Rational H2 approximation
Since finite order LTI systems and their rational transfer functions are the most used models in system theory, rational approximation is at the heart of modeling problems. The challenge is to select a model that is close enough to a physical system and yet simple enough to be studied analytically. Modeling is thus at the origin of a fertile interaction between rational approximation methods and system theory. A great number of methods have been proposed in the literature, that divide into two main groups: projection methods and optimization methods.
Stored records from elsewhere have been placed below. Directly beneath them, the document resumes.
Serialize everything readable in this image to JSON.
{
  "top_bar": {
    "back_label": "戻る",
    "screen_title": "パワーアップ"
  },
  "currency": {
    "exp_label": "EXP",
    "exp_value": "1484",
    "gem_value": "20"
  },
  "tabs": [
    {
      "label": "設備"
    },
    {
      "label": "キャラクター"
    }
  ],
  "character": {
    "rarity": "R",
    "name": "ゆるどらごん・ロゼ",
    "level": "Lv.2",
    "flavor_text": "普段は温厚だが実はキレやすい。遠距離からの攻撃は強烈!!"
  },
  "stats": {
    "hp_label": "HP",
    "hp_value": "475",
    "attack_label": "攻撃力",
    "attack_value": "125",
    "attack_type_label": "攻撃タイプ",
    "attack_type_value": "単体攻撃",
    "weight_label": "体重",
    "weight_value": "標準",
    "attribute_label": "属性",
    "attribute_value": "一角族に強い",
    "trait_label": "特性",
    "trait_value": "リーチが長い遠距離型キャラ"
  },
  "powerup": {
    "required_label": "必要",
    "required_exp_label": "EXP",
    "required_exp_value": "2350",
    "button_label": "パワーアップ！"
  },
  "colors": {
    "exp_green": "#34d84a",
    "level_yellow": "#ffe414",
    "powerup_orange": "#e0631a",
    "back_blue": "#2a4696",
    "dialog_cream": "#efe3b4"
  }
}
Among these methods, rational approximation in the Hardy space H2 presents a number of interesting features. Assuming a transfer function belongs to H2 corresponds to a stability condition for the underlying physical system: a bounded energy input produces a bounded output. The Hardy space H2 possesses a very rich structure which combines analyticity properties and an Hilbert space framework. However, H2 rational approximation is a difficult non-linear problem due to the complexity of the set approximants (rational matrices of fixed order) and the existence of many local minima.
We have developped a specific approach to cope with this problem, which is based on the following points
The softare RARL2 has been developped following this approach.
- A compactification of the optimization set which makes use of the Douglas-Shapiro-Shields factorization and the projection theorem in Hilbert space. Lossless matrix valued functions play in the matrix case the role of the denominator in the scalar case. The "denominator" is thus optimized while the "numerator" is computed by projection: the optimization runs over the set of lossless functions which thus enter the picture and bring their rich structure.
- The use of an atlas of charts to describe the optimization set: the space of lossless functions of fixed McMillan degree. This type of representation is recommended if one wants to use differential calculus tools for solving an optimization problem. Schur interpolation theory provides such atlases of charts.